Peygamberimiz de (sav) şöyle buyurur: “Korkan kimse erken yola çıkar. Erken yola çıkan da menzile ulaşır. Dikkat edin; Allah’ın metaı pahalıdır. Dikkat edin Allah’ın metaı cennettir.” Böylece Allah onlara mutlak kazanma umudu ve imkânı olan tacirler gibi kazanma imkânları lütfediyor ki onların da ticareti iman ve cihattır. Pazarları mihraplar ve meydanlar, sermayeleri günler ve ömürler, karları da af, mağfiret ve altından ırmaklar akan cennetlerdir.1

İslam’ın Yayılmasında Tüccarlarımızın Rolü.

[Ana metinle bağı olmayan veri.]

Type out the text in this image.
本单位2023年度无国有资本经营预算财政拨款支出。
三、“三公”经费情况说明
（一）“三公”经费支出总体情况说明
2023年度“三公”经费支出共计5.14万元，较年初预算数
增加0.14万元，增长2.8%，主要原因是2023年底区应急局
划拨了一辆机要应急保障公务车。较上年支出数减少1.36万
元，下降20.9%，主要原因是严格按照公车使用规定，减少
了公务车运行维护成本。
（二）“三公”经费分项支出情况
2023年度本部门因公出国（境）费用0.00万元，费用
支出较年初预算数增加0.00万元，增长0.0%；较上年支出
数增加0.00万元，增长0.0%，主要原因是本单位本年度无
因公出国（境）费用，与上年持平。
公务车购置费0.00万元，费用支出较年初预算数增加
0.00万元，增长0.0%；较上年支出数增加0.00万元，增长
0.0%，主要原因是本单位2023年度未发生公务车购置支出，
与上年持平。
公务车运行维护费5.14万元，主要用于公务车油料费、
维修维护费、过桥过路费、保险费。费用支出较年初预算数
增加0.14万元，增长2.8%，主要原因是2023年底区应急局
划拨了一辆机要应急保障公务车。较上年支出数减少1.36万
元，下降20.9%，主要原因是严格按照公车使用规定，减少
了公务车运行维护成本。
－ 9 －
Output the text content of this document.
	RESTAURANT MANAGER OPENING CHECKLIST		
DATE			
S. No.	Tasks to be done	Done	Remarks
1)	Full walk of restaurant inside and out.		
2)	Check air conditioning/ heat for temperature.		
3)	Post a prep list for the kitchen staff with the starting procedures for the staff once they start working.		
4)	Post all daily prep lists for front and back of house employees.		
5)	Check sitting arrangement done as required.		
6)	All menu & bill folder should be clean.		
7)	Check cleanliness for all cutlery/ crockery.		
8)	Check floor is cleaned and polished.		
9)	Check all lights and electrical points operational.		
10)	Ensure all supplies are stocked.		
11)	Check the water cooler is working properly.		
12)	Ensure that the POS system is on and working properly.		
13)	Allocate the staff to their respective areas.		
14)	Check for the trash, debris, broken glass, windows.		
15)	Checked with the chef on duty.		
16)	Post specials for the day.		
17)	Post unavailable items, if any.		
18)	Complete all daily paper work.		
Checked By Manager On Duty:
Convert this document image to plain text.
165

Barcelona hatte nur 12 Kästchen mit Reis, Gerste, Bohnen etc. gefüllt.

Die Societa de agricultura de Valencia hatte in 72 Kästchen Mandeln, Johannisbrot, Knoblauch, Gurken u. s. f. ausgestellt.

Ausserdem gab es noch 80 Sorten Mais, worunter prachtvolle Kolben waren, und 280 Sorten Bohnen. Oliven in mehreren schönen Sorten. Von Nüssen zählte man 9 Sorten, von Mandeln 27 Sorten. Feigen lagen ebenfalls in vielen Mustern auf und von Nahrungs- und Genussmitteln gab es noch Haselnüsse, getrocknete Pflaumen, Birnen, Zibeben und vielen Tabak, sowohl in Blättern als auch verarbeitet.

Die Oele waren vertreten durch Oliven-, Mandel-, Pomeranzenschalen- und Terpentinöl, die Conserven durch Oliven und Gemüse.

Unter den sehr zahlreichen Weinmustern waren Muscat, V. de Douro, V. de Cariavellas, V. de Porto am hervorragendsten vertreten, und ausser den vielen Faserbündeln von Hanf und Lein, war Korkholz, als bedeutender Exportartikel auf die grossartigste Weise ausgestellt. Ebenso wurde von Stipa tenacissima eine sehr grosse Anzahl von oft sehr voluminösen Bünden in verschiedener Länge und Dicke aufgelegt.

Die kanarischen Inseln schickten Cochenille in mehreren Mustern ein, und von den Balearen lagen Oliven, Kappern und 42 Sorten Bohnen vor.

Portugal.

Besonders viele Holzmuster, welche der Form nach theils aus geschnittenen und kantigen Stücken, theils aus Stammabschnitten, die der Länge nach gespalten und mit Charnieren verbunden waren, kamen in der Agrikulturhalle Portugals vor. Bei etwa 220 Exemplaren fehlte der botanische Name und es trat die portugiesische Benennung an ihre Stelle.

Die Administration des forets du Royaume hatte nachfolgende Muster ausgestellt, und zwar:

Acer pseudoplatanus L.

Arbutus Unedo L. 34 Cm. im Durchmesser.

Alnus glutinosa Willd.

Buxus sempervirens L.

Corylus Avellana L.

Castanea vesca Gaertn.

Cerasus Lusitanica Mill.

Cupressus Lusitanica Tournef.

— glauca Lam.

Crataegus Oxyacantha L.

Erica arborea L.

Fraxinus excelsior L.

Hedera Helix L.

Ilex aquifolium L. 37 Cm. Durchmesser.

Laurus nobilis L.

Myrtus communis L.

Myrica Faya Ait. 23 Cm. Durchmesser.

Müslüman tüccarlar, hikmetli sözleri ve güzel öğütleri, ticaret ve diğer davranışlarındaki samimiyet, dürüstlük ve güzel ahlakları ile gittikleri her yerde İslam’ı yayma gayreti içerisinde olmuşlardır. Bu sayede birçok ülke halkı İslam’ı kabul edip Müslüman olmuştur. Müslüman tüccarların insanlarla olan ilişkilerindeki ahlak ve dürüstlük İslam’ın yeryüzünde yayılmasının en önemli etkenlerindendir.

Peygamberimiz (sav): “Dürüst, sözüne ve işine güvenilen tüccar, nebiler, sıddıklar ve şehitlerle beraberdir.”2 diyerek Müslüman tüccarları hep motive etmiştir.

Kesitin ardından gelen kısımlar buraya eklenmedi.